Der Mensch ist zuallererst das, was er in seinem Kopf erlebt – Gedanken, Selbsterzählungen, Träume, Emotionen. Hier steckt seine Persönlichkeit. Hier ist er missbrauchbar und manipulierbar. Das wissen die Fachleute der Werbebranche seit über 100 Jahren. Sie haben sich immer emsig an den Erkenntnissen der Psychologie bedient. Und wer es noch nicht wusste, erfährt schon auf Seite 17, dass die Erkenntnisse der Persönlichkeitsforschung auch in den Algorithmen der großen Digitalkonzerne stecken.

Was den gewöhnlichen Nutzern erst einmal gar nicht auffällt. Offen zugänglich sind die Algorithmen sowieso nicht. Aber mittlerweile gibt es genug Whistleblower/-innen, die aus dem unheiligen Innenleben der großen Daten-Plattformen berichtet haben. Und gewarnt haben. Ohne wirkliche Folgen. Denn augenscheinlich verstehen die Politiker selbst in den industriell hoch entwickelten Staaten nicht, was da tatsächlich passiert und wie systematisch die großen Datenkonzerne unsere Demokratie zerstören, die Neurosen der Menschen missbrauchen und aus Lügen, Verleumdung und Hass ein Riesengeschäft gemacht haben. Ganz zu schweigen von ihrer völlig enthemmten Sammelwut, was sämtliche Daten über alle Nutzer betrifft. 

Das Geschäftsmodell dahinter ist eigentlich billig: je mehr Aufregung auf den Plattformen, umso mehr Klicks. Je mehr Klicks, ums höher die Werbeumsätze. Gier frisst Aufmerksamkeit, frisst Vernunft. Und das alles nur, weil vernünftige, nachdenkliche, rücksichtsvolle Informationen im Netz deutlich weniger Aufmerksamkeit bekommen.

Das betrifft auch Sie, die sie ausgerechnet diese Buchrezension lesen. Damit sind sie eine/-r von Wenigen, während 100 Mal mehr Leser lieber die Artikel über Krawalle, Hausdurchsuchungen, Verkehrsunfälle oder radikalisierte Demonstrationen lesen.

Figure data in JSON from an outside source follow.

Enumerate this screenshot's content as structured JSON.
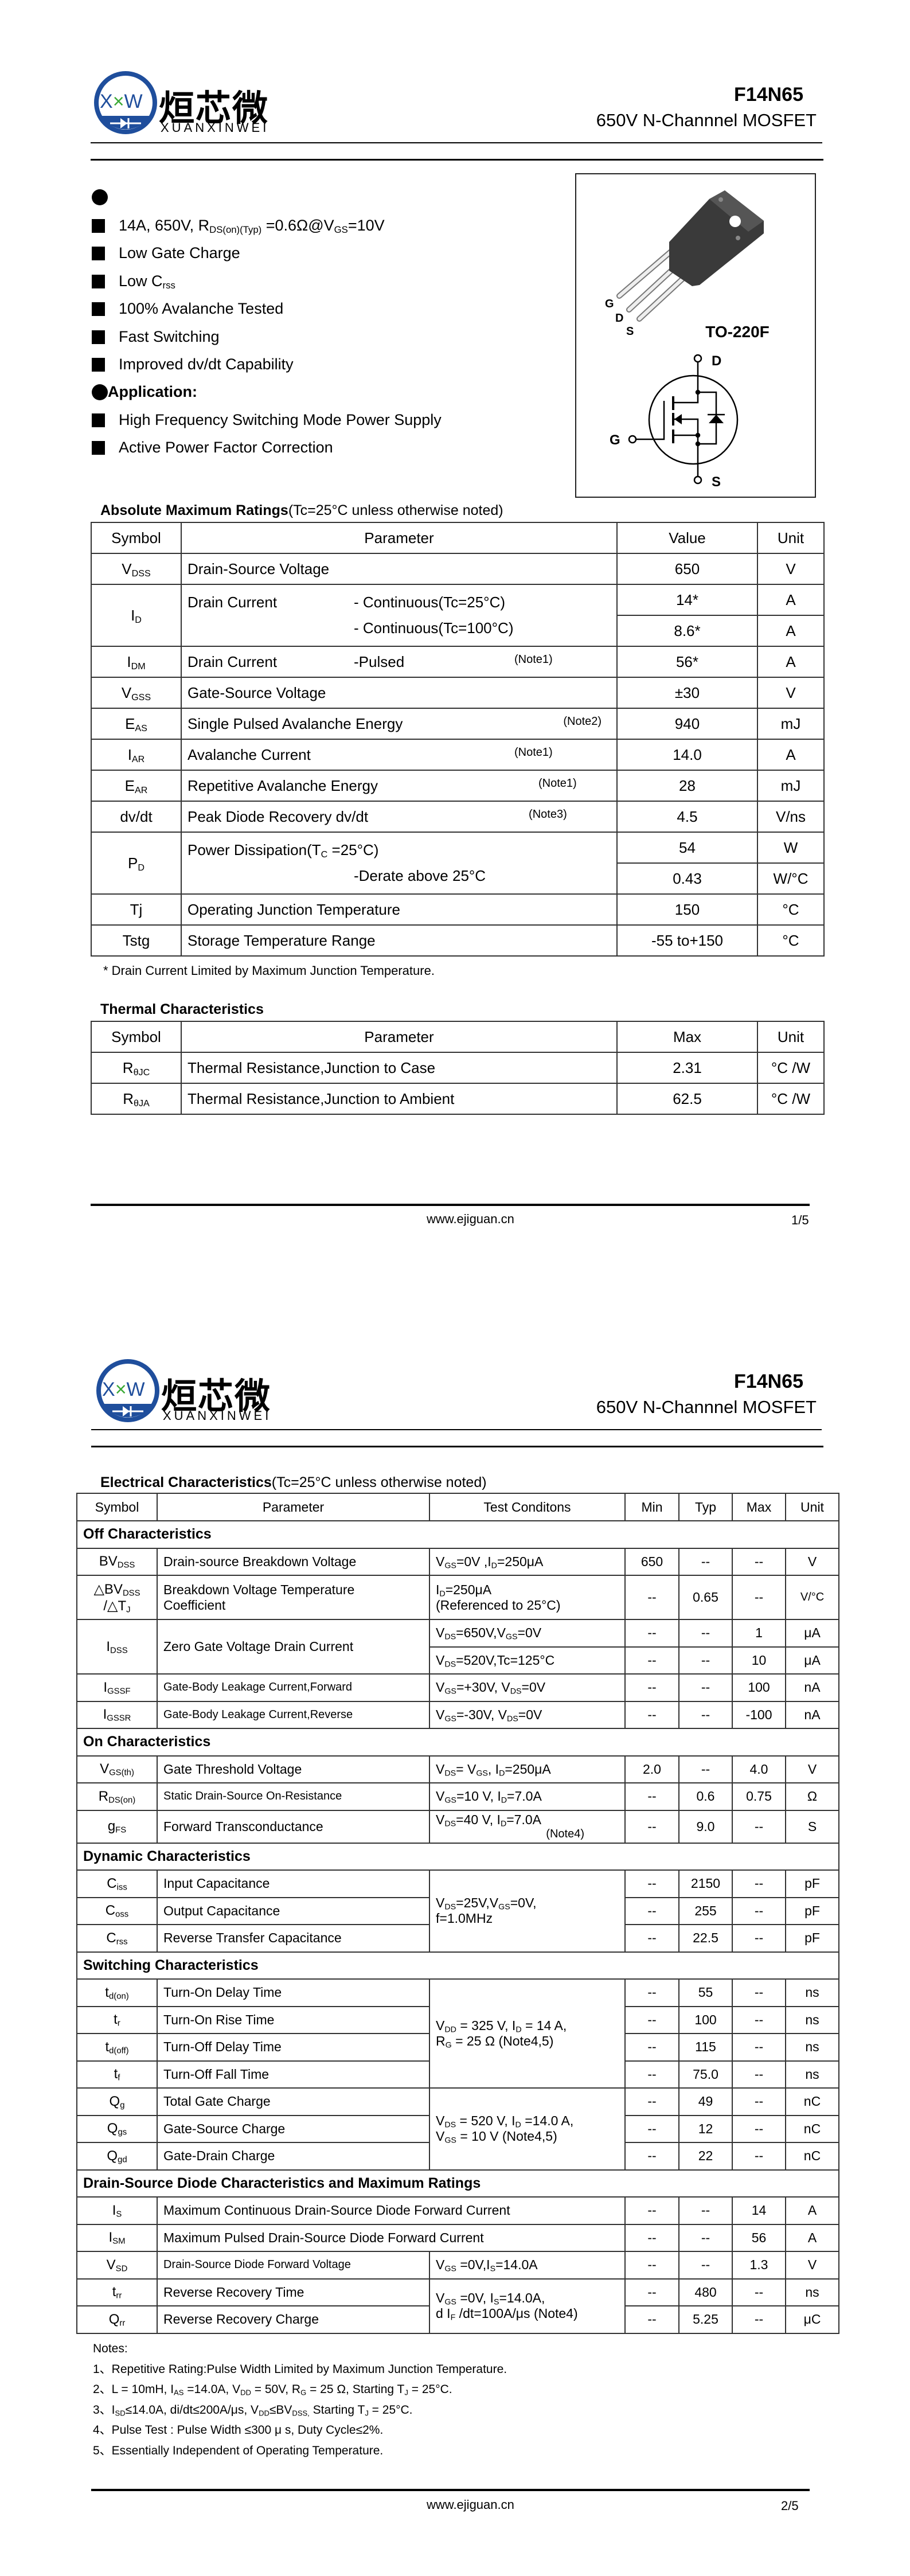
{
  "header": {
    "logo_mark": "XXW",
    "logo_cn": "烜芯微",
    "logo_en": "XUANXINWEI",
    "part_number": "F14N65",
    "subtitle": "650V N-Channnel MOSFET",
    "brand_blue": "#1f4e9c",
    "brand_green": "#3aa935"
  },
  "features": {
    "items": [
      "14A, 650V, R_{DS(on)(Typ)} =0.6Ω@V_{GS}=10V",
      "Low Gate Charge",
      "Low C_{rss}",
      "100% Avalanche Tested",
      "Fast Switching",
      "Improved dv/dt Capability"
    ],
    "application_title": "Application:",
    "applications": [
      "High Frequency Switching Mode Power Supply",
      "Active Power Factor Correction"
    ]
  },
  "package": {
    "name": "TO-220F",
    "pins": [
      "G",
      "D",
      "S"
    ],
    "symbol_labels": {
      "d": "D",
      "g": "G",
      "s": "S"
    }
  },
  "abs_max": {
    "title_bold": "Absolute Maximum Ratings",
    "title_rest": "(Tc=25°C unless otherwise noted)",
    "headers": [
      "Symbol",
      "Parameter",
      "Value",
      "Unit"
    ],
    "rows": [
      {
        "sym": "V_{DSS}",
        "label": "Drain-Source Voltage",
        "detail": [],
        "note": "",
        "values": [
          [
            "650",
            "V"
          ]
        ]
      },
      {
        "sym": "I_{D}",
        "label": "Drain Current",
        "detail": [
          "- Continuous(Tc=25°C)",
          "- Continuous(Tc=100°C)"
        ],
        "note": "",
        "values": [
          [
            "14*",
            "A"
          ],
          [
            "8.6*",
            "A"
          ]
        ]
      },
      {
        "sym": "I_{DM}",
        "label": "Drain Current",
        "detail": [
          "-Pulsed"
        ],
        "note": "(Note1)",
        "values": [
          [
            "56*",
            "A"
          ]
        ]
      },
      {
        "sym": "V_{GSS}",
        "label": "Gate-Source Voltage",
        "detail": [],
        "note": "",
        "values": [
          [
            "±30",
            "V"
          ]
        ]
      },
      {
        "sym": "E_{AS}",
        "label": "Single Pulsed Avalanche Energy",
        "detail": [],
        "note": "(Note2)",
        "values": [
          [
            "940",
            "mJ"
          ]
        ]
      },
      {
        "sym": "I_{AR}",
        "label": "Avalanche Current",
        "detail": [],
        "note": "(Note1)",
        "values": [
          [
            "14.0",
            "A"
          ]
        ]
      },
      {
        "sym": "E_{AR}",
        "label": "Repetitive Avalanche Energy",
        "detail": [],
        "note": "(Note1)",
        "values": [
          [
            "28",
            "mJ"
          ]
        ]
      },
      {
        "sym": "dv/dt",
        "label": "Peak Diode Recovery dv/dt",
        "detail": [],
        "note": "(Note3)",
        "values": [
          [
            "4.5",
            "V/ns"
          ]
        ]
      },
      {
        "sym": "P_{D}",
        "label": "Power Dissipation(T_{C} =25°C)",
        "detail": [
          "",
          "-Derate above 25°C"
        ],
        "note": "",
        "values": [
          [
            "54",
            "W"
          ],
          [
            "0.43",
            "W/°C"
          ]
        ]
      },
      {
        "sym": "Tj",
        "label": "Operating Junction Temperature",
        "detail": [],
        "note": "",
        "values": [
          [
            "150",
            "°C"
          ]
        ]
      },
      {
        "sym": "Tstg",
        "label": "Storage Temperature Range",
        "detail": [],
        "note": "",
        "values": [
          [
            "-55 to+150",
            "°C"
          ]
        ]
      }
    ],
    "footnote": "* Drain Current Limited by Maximum Junction Temperature."
  },
  "thermal": {
    "title": "Thermal Characteristics",
    "headers": [
      "Symbol",
      "Parameter",
      "Max",
      "Unit"
    ],
    "rows": [
      {
        "sym": "R_{θJC}",
        "param": "Thermal Resistance,Junction to Case",
        "max": "2.31",
        "unit": "°C /W"
      },
      {
        "sym": "R_{θJA}",
        "param": "Thermal Resistance,Junction to Ambient",
        "max": "62.5",
        "unit": "°C /W"
      }
    ]
  },
  "electrical": {
    "title_bold": "Electrical Characteristics",
    "title_rest": "(Tc=25°C unless otherwise noted)",
    "headers": [
      "Symbol",
      "Parameter",
      "Test Conditons",
      "Min",
      "Typ",
      "Max",
      "Unit"
    ],
    "rows": [
      {
        "section": "Off Characteristics"
      },
      {
        "sym": "BV_{DSS}",
        "param": "Drain-source Breakdown Voltage",
        "cond": [
          "V_{GS}=0V ,I_{D}=250μA"
        ],
        "min": "650",
        "typ": "--",
        "max": "--",
        "unit": "V"
      },
      {
        "sym": "△BV_{DSS}\n/△T_{J}",
        "param": "Breakdown Voltage Temperature\nCoefficient",
        "cond": [
          "I_{D}=250μA",
          "(Referenced to 25°C)"
        ],
        "min": "--",
        "typ": "0.65",
        "max": "--",
        "unit": "V/°C",
        "tall": true
      },
      {
        "sym": "I_{DSS}",
        "sym_rowspan": 2,
        "param": "Zero Gate Voltage Drain Current",
        "param_rowspan": 2,
        "cond": [
          "V_{DS}=650V,V_{GS}=0V"
        ],
        "min": "--",
        "typ": "--",
        "max": "1",
        "unit": "μA"
      },
      {
        "cond": [
          "V_{DS}=520V,Tc=125°C"
        ],
        "min": "--",
        "typ": "--",
        "max": "10",
        "unit": "μA"
      },
      {
        "sym": "I_{GSSF}",
        "param": "Gate-Body Leakage Current,Forward",
        "cond": [
          "V_{GS}=+30V, V_{DS}=0V"
        ],
        "min": "--",
        "typ": "--",
        "max": "100",
        "unit": "nA",
        "small": true
      },
      {
        "sym": "I_{GSSR}",
        "param": "Gate-Body Leakage Current,Reverse",
        "cond": [
          "V_{GS}=-30V, V_{DS}=0V"
        ],
        "min": "--",
        "typ": "--",
        "max": "-100",
        "unit": "nA",
        "small": true
      },
      {
        "section": "On Characteristics"
      },
      {
        "sym": "V_{GS(th)}",
        "param": "Gate Threshold Voltage",
        "cond": [
          "V_{DS}= V_{GS}, I_{D}=250μA"
        ],
        "min": "2.0",
        "typ": "--",
        "max": "4.0",
        "unit": "V"
      },
      {
        "sym": "R_{DS(on)}",
        "param": "Static Drain-Source On-Resistance",
        "cond": [
          "V_{GS}=10 V, I_{D}=7.0A"
        ],
        "min": "--",
        "typ": "0.6",
        "max": "0.75",
        "unit": "Ω",
        "small": true
      },
      {
        "sym": "g_{FS}",
        "param": "Forward Transconductance",
        "cond": [
          "V_{DS}=40 V, I_{D}=7.0A",
          "(Note4)"
        ],
        "min": "--",
        "typ": "9.0",
        "max": "--",
        "unit": "S",
        "mid": true
      },
      {
        "section": "Dynamic Characteristics"
      },
      {
        "sym": "C_{iss}",
        "param": "Input Capacitance",
        "cond": [
          "V_{DS}=25V,V_{GS}=0V,",
          "f=1.0MHz"
        ],
        "cond_rowspan": 3,
        "min": "--",
        "typ": "2150",
        "max": "--",
        "unit": "pF"
      },
      {
        "sym": "C_{oss}",
        "param": "Output Capacitance",
        "min": "--",
        "typ": "255",
        "max": "--",
        "unit": "pF"
      },
      {
        "sym": "C_{rss}",
        "param": "Reverse Transfer Capacitance",
        "min": "--",
        "typ": "22.5",
        "max": "--",
        "unit": "pF"
      },
      {
        "section": "Switching Characteristics"
      },
      {
        "sym": "t_{d(on)}",
        "param": "Turn-On Delay Time",
        "cond": [
          "V_{DD} = 325 V, I_{D} = 14 A,",
          "R_{G} = 25 Ω     (Note4,5)"
        ],
        "cond_rowspan": 4,
        "min": "--",
        "typ": "55",
        "max": "--",
        "unit": "ns"
      },
      {
        "sym": "t_{r}",
        "param": "Turn-On Rise Time",
        "min": "--",
        "typ": "100",
        "max": "--",
        "unit": "ns"
      },
      {
        "sym": "t_{d(off)}",
        "param": "Turn-Off Delay Time",
        "min": "--",
        "typ": "115",
        "max": "--",
        "unit": "ns"
      },
      {
        "sym": "t_{f}",
        "param": "Turn-Off Fall Time",
        "min": "--",
        "typ": "75.0",
        "max": "--",
        "unit": "ns"
      },
      {
        "sym": "Q_{g}",
        "param": "Total Gate Charge",
        "cond": [
          "V_{DS} = 520 V, I_{D} =14.0 A,",
          "V_{GS} = 10 V    (Note4,5)"
        ],
        "cond_rowspan": 3,
        "min": "--",
        "typ": "49",
        "max": "--",
        "unit": "nC"
      },
      {
        "sym": "Q_{gs}",
        "param": "Gate-Source Charge",
        "min": "--",
        "typ": "12",
        "max": "--",
        "unit": "nC"
      },
      {
        "sym": "Q_{gd}",
        "param": "Gate-Drain Charge",
        "min": "--",
        "typ": "22",
        "max": "--",
        "unit": "nC"
      },
      {
        "section": "Drain-Source Diode Characteristics and Maximum Ratings"
      },
      {
        "sym": "I_{S}",
        "param": "Maximum Continuous Drain-Source Diode Forward Current",
        "wide": true,
        "min": "--",
        "typ": "--",
        "max": "14",
        "unit": "A"
      },
      {
        "sym": "I_{SM}",
        "param": "Maximum Pulsed Drain-Source Diode Forward Current",
        "wide": true,
        "min": "--",
        "typ": "--",
        "max": "56",
        "unit": "A"
      },
      {
        "sym": "V_{SD}",
        "param": "Drain-Source Diode Forward Voltage",
        "cond": [
          "V_{GS} =0V,I_{S}=14.0A"
        ],
        "min": "--",
        "typ": "--",
        "max": "1.3",
        "unit": "V",
        "small": true
      },
      {
        "sym": "t_{rr}",
        "param": "Reverse Recovery Time",
        "cond": [
          "V_{GS} =0V, I_{S}=14.0A,",
          "d I_{F} /dt=100A/μs (Note4)"
        ],
        "cond_rowspan": 2,
        "min": "--",
        "typ": "480",
        "max": "--",
        "unit": "ns"
      },
      {
        "sym": "Q_{rr}",
        "param": "Reverse Recovery Charge",
        "min": "--",
        "typ": "5.25",
        "max": "--",
        "unit": "μC"
      }
    ]
  },
  "notes": {
    "title": "Notes:",
    "items": [
      "1、Repetitive Rating:Pulse Width Limited by Maximum Junction Temperature.",
      "2、L = 10mH, I_{AS} =14.0A, V_{DD} = 50V, R_{G} = 25 Ω, Starting T_{J} = 25°C.",
      "3、I_{SD}≤14.0A, di/dt≤200A/μs, V_{DD}≤BV_{DSS,} Starting T_{J} = 25°C.",
      "4、Pulse Test : Pulse Width ≤300 μ s, Duty Cycle≤2%.",
      "5、Essentially Independent of Operating Temperature."
    ]
  },
  "footer": {
    "url": "www.ejiguan.cn",
    "page1": "1/5",
    "page2": "2/5"
  }
}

Missbrauchte Aufmerksamkeit

Was natürlich ist. Wir alle haben noch immer das psychische Innenleben unserer Vorfahren, die in Steppen und Wäldern lebten und jagten und deren Sensorium ganz natürlich darauf geeicht war, auf jedes noch so kleine Alarmzeichen zu achten, denn davon hing ihr Überleben ab. Lieber zehn Tiger im Unterholz zu viel vermutet als einen zu wenig gesehen. Das ist keine Neurose. Das ist unser natürliches Überlebenspaket, fest eingebaut in unsere Gene.

Doch genau das führt auch dazu, dass Nachrichten über Kriege, Katastrophen, Skandale und Kriminalfälle in den Medien die hundertfache Aufmerksamkeit bekommen gegenüber allen nur rationalen, informativen und ausgewogenen Berichten. In klassischen Medien genauso wie in den sogenannten „Social Media“, denen aber eins fehlt: die Redaktion. Und damit die Einordnung.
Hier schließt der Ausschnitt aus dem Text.